Of course there is a difference between a student looking on a website of a university and seeking reassurance and the CEO of a company who is about to invest in solutions to automate and overhaul a bunch of processes to make his business survive and thrive, regardless of medium or source. But then again, is there really?

4 fundamental human needs - from rational buyer motivations and considerations to understanding true goals
4 fundamental human needs – from rational buyer motivations and considerations to understanding true goals

We all know that customers want frictionless experiences. We know that users of our platforms or apps, whether they are external customers or employees, want frictionless experiences. And we do know the need for speed, for simplicity and for emotional gratification, reassurance and all those essential human needs.

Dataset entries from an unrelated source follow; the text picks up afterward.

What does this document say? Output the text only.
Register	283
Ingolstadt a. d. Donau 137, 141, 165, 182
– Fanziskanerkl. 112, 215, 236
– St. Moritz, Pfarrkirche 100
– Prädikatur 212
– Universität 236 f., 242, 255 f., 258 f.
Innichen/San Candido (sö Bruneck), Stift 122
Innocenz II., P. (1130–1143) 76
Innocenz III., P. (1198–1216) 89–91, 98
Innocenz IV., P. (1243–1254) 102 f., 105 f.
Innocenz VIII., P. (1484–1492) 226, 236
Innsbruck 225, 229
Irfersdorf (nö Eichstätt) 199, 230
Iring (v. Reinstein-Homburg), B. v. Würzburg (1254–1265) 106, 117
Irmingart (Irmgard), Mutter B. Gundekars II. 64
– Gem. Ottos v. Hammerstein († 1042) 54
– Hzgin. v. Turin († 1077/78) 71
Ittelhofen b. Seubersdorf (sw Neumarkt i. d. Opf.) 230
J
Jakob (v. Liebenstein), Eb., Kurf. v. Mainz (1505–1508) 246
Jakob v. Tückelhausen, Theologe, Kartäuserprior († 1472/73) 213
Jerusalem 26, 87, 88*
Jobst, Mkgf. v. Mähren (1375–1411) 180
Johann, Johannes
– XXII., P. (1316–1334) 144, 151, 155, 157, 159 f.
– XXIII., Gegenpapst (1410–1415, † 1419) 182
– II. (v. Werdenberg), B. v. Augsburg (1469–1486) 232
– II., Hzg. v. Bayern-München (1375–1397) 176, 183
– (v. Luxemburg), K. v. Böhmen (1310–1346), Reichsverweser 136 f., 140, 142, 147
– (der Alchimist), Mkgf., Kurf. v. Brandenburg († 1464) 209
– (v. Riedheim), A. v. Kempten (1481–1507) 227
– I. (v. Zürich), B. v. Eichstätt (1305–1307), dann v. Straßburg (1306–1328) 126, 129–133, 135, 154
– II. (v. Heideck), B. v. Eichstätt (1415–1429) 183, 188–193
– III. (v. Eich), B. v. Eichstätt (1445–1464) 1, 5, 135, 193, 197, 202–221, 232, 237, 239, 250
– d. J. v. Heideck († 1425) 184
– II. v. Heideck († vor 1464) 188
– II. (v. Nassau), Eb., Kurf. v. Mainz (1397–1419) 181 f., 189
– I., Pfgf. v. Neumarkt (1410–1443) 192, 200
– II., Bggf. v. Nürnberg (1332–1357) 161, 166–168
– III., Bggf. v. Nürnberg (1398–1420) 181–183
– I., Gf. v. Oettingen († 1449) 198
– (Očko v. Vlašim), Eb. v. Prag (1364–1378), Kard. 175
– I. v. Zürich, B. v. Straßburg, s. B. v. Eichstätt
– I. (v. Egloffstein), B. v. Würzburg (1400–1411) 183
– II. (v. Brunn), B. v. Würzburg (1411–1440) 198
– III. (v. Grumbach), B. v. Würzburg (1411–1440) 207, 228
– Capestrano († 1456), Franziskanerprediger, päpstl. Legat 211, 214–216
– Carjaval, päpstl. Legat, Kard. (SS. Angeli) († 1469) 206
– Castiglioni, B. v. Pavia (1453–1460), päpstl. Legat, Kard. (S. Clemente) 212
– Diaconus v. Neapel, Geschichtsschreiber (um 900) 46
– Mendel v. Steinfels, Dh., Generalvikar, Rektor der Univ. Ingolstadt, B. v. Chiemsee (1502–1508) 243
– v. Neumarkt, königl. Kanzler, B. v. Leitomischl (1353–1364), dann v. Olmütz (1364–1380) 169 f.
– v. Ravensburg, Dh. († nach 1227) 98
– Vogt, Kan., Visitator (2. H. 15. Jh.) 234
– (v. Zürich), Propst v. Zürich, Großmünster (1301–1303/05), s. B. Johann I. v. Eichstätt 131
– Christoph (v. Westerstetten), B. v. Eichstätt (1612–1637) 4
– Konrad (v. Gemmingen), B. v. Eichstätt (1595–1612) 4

Yet, we also have to understand what our prospects truly care about and how they experience that buying journey, that decision-making progress, the real concerns, the information that paralyzes them, the emotional realities behind their goals (to the extent of the possible) and, at least as important, us and how we, as companies and salespeople facilitate their journey and make it more frictionless and real.

Smart sales leaders realize this and focus on true goals, bonds of trust, sales enablement that shows deep customer understanding and the removal of that emotional garbage, which friction in the end causes and is all about, also for prospects.